Horror fans everywhere lost whatever was left of their fragile little minds last week over a trailer for a movie about a scary clown. I am, of course, talking about Stephen King's It just like everyone else. The internet is abuzz with fans who can't wait and fans who can't understand why Pennywise dresses like a 16th-century Flemish nobleman. I'm straddling both camps on this one.
If I have gained any wisdom in my eternity, let me offer this advice to those who can't wait. Treat every day from now until Sept. 8 as a gift, because on that day, if the movie is bad, you'll have to hear a million times how much better Tim Curry was, and if the movie's good, that the book was better.
Besides, there are other scary clown movies to watch while you wait. For instance, I'm here to tell you about a coulophobic comedy classic.
This week's Thursday Thriller is Killer Klowns from Outer Space.
It's a great pleasure to finally be reviewing this 1988 film by Stephen Chiodo, because it's been a little hard to keep track of.

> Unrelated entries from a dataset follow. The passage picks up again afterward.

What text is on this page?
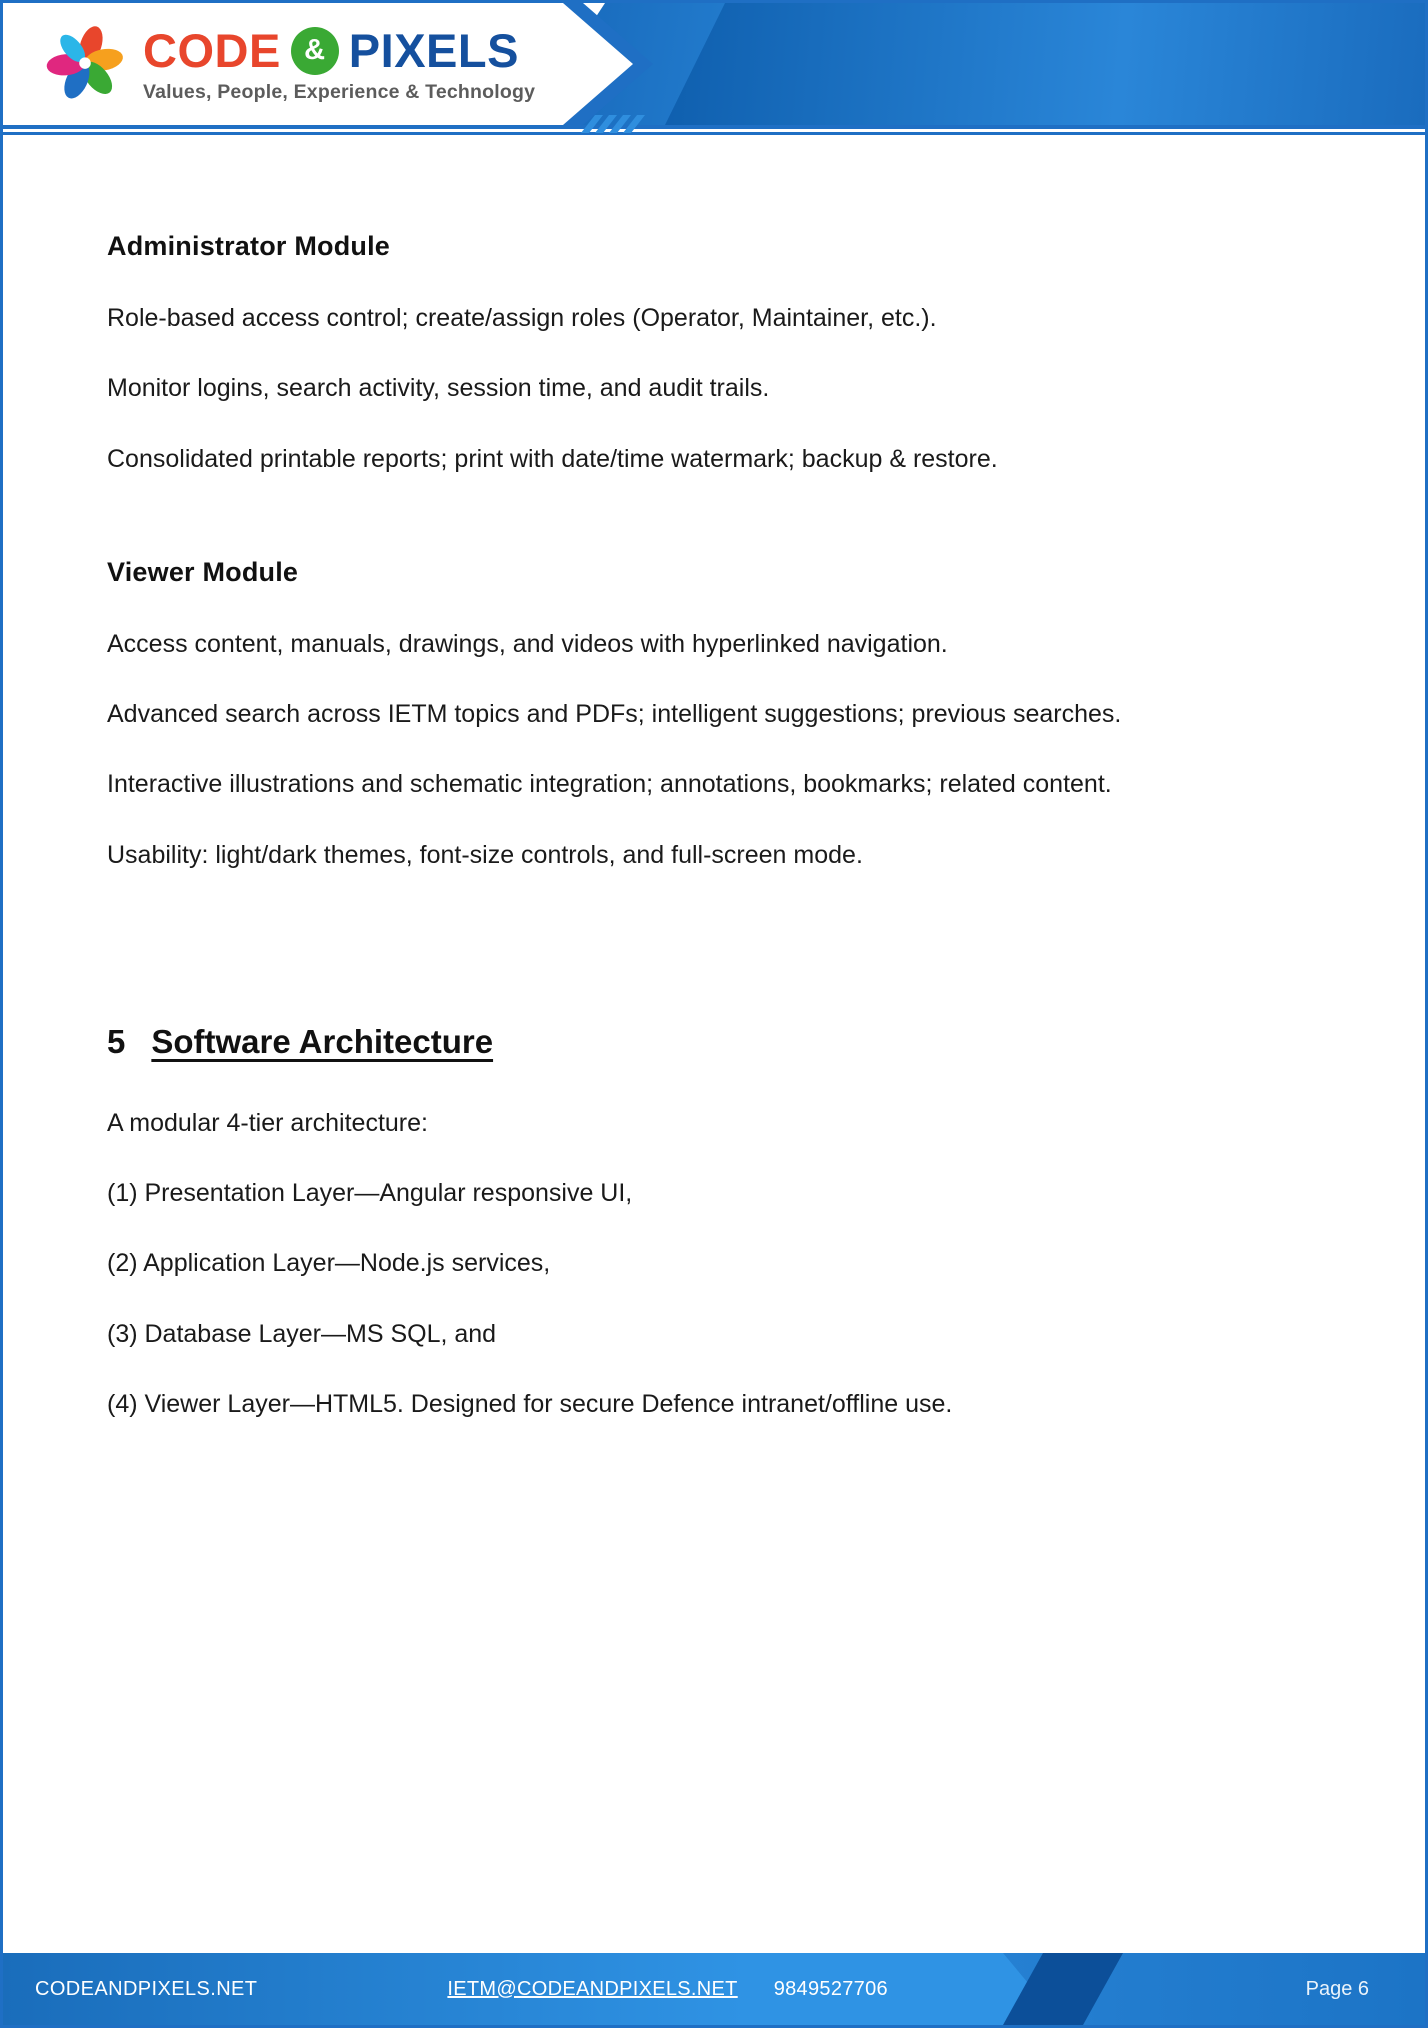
CODE & PIXELS
Values, People, Experience & Technology
Administrator Module

Role-based access control; create/assign roles (Operator, Maintainer, etc.).

Monitor logins, search activity, session time, and audit trails.

Consolidated printable reports; print with date/time watermark; backup & restore.

Viewer Module

Access content, manuals, drawings, and videos with hyperlinked navigation.

Advanced search across IETM topics and PDFs; intelligent suggestions; previous searches.

Interactive illustrations and schematic integration; annotations, bookmarks; related content.

Usability: light/dark themes, font-size controls, and full-screen mode.

5 Software Architecture

A modular 4-tier architecture:

(1) Presentation Layer—Angular responsive UI,

(2) Application Layer—Node.js services,

(3) Database Layer—MS SQL, and

(4) Viewer Layer—HTML5. Designed for secure Defence intranet/offline use.

CODEANDPIXELS.NET	IETM@CODEANDPIXELS.NET 9849527706	Page 6
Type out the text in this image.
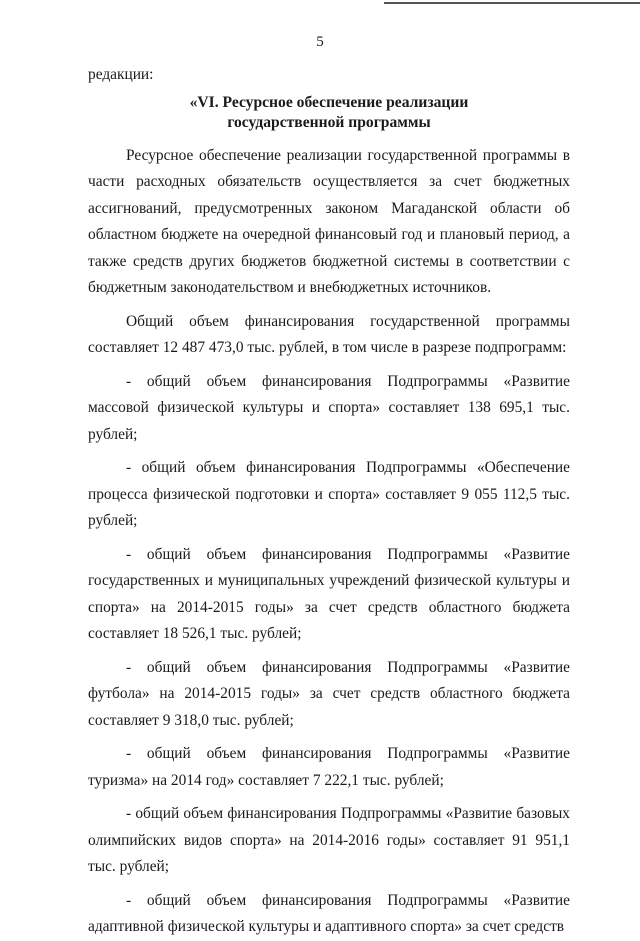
5

редакции:

«VI. Ресурсное обеспечение реализации
государственной программы

Ресурсное обеспечение реализации государственной программы в части расходных обязательств осуществляется за счет бюджетных ассигнований, предусмотренных законом Магаданской области об областном бюджете на очередной финансовый год и плановый период, а также средств других бюджетов бюджетной системы в соответствии с бюджетным законодательством и внебюджетных источников.

Общий объем финансирования государственной программы составляет 12 487 473,0 тыс. рублей, в том числе в разрезе подпрограмм:

- общий объем финансирования Подпрограммы «Развитие массовой физической культуры и спорта» составляет 138 695,1 тыс. рублей;

- общий объем финансирования Подпрограммы «Обеспечение процесса физической подготовки и спорта» составляет 9 055 112,5 тыс. рублей;

- общий объем финансирования Подпрограммы «Развитие государственных и муниципальных учреждений физической культуры и спорта» на 2014-2015 годы» за счет средств областного бюджета составляет 18 526,1 тыс. рублей;

- общий объем финансирования Подпрограммы «Развитие футбола» на 2014-2015 годы» за счет средств областного бюджета составляет 9 318,0 тыс. рублей;

- общий объем финансирования Подпрограммы «Развитие туризма» на 2014 год» составляет 7 222,1 тыс. рублей;

- общий объем финансирования Подпрограммы «Развитие базовых олимпийских видов спорта» на 2014-2016 годы» составляет 91 951,1 тыс. рублей;

- общий объем финансирования Подпрограммы «Развитие адаптивной физической культуры и адаптивного спорта» за счет средств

I wanted to tell you about it during the Great Clown Panic of 2016, but it wasn't available with any of the sites I use. Then, right around Christmas, it was on at least one service, then suddenly disappeared. I'm not letting it get away this time.
Killer Klowns is a parody of 1950s flying saucer movies and thus, the beats of the plot are basically the same. A young couple see a shooting star and decide to go see where it landed. They discover a spaceship with hostile aliens on board and go tell the police, who are skeptical. Before you know it, the aliens have abducted half the town. But these aliens are clowns and they do clowny things. Their ray guns encase their human prey in cocoons of cotton candy. They use vicious balloon doggies to track their game. One uses a shadow puppet of a dinosaur to eat whole bunch of people at once. They never speak, but one of them uses Animal House's John Vernon as a ventriloquist puppet.
Slightly gory, very silly, Killer Klowns from Outer Space offers up cool visuals and a lot of laughs. It streams on Hulu Plus and Amazon Prime.